The United States is cutting off aid to the Northern Triangle, otherwise known as the Central American countries of El Salvador, Guatemala and Honduras, the Sta...
Trump NoTriangle aid cut

The United States is cutting off aid to the Northern Triangle, otherwise known as the Central American countries of El Salvador, Guatemala and Honduras, the State Department told CNN Saturday, one day after President Donald Trump said they had “set up” migrant caravans for entry into the United States.

“We were paying them tremendous amounts of money. And we’re not paying them anymore. Because they haven’t done a thing for us. They set up these caravans,” Trump said Friday.

“At the Secretary’s instruction, we are carrying out the President’s direction and ending FY 2017 and FY 2018 foreign assistance programs for the Northern Triangle,” a State Department spokesperson said. “We will be engaging Congress as part of this process.”

The government of Honduras responded to announcement later Saturday, blaming “contradictory policies” by US agencies for the move.

Officials in Tegucigalpa said they would continue working with El Salvador and Guatemala on the Northern Triangle initiatives while “internal discrepancies over regional cooperation are resolved.”

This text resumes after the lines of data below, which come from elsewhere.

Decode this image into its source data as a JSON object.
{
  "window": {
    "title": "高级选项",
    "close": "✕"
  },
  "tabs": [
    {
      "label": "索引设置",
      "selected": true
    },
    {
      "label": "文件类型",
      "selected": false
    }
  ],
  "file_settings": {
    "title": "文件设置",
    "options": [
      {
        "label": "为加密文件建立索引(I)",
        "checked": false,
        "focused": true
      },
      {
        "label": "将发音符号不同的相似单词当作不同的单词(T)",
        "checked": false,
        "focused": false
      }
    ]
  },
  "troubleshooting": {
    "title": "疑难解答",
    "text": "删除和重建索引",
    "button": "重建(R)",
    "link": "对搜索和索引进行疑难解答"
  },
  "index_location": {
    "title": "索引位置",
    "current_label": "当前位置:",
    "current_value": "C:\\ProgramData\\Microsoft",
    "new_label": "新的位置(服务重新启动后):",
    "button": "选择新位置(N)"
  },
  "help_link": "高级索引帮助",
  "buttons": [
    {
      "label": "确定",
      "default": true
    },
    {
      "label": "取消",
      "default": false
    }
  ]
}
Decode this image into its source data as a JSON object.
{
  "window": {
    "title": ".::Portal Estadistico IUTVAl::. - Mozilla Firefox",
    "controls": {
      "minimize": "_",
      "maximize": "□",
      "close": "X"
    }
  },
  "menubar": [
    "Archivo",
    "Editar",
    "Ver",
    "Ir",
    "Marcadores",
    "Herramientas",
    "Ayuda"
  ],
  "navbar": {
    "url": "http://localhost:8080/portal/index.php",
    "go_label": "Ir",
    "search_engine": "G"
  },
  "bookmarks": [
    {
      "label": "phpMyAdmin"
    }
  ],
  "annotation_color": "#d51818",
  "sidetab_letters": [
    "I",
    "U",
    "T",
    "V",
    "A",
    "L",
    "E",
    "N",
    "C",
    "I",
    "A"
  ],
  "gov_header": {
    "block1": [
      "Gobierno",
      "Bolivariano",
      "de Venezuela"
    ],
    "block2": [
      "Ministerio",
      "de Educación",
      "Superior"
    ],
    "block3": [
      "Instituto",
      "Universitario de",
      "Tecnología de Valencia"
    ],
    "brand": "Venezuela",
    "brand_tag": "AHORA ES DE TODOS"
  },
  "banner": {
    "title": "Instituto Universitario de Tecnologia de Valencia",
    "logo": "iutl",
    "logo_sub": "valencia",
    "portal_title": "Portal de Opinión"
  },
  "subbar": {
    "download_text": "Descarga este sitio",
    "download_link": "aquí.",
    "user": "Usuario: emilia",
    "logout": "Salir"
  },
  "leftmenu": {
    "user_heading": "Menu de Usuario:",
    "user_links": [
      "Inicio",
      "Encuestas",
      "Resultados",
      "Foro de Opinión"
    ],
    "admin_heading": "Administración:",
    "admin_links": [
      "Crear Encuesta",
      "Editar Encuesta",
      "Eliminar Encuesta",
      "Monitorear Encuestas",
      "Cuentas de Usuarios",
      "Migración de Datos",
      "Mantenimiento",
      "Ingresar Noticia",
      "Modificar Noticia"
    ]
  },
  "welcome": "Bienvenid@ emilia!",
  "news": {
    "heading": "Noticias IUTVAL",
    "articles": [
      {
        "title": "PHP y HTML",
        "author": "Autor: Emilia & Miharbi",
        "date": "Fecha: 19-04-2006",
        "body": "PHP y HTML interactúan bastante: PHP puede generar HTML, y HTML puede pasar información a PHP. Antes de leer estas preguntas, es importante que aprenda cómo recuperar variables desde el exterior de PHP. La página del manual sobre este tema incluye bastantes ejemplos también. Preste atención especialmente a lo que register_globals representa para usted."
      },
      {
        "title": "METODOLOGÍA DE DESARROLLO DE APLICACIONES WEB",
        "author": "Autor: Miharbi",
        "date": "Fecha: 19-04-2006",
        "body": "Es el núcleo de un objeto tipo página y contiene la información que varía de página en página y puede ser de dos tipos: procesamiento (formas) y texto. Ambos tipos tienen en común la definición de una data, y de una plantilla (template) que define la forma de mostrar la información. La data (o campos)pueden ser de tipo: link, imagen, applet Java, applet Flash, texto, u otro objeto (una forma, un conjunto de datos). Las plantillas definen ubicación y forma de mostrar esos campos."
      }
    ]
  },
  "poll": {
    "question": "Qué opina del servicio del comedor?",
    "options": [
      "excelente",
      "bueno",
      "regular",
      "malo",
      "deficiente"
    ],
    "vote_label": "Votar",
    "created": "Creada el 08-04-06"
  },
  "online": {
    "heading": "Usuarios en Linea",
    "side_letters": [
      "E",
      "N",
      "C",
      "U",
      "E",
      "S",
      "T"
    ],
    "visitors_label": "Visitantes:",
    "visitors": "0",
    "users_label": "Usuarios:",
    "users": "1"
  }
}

The Honduran government also emphasized its “solid and positive” bilateral relationship with the United States, adding that relations between both countries were strengthened this past week when Honduran President Juan Orlando Hernandez and US national security adviser John Bolton met at the White House.

Wednesday, Department of Homeland Security Secretary Kirstjen Nielsen signed what she called a “first of its kind” regional compact agreement with the Northern Triangle countries aimed at preventing irregular migration, combating criminal organizations and ultimately helping with US border security.

Trump threatened to cut off or substantially reduce aid to the Northern Triangle before saying in an October tweet the countries “were not able to do the job of stopping people from leaving their country and coming illegally to the US.”

But experts have said cutting off aid is likely to increase the number of migrants leaving the countries and heading for the United States.

According to the US Global Leadership Coalition, comprising retired diplomats, military leaders and members of Congress, aid programs in the three countries are working to address the “root causes of violence” in order to “promote opportunity and security for their citizens.”

Officials would not say exactly how much money would be affected by the directive with some of it likely already spent. Between last year and this year, about $1.3 billion was allocated to the region, with the vast majority of it going to those three countries, according to a study from the Congressional Research Service.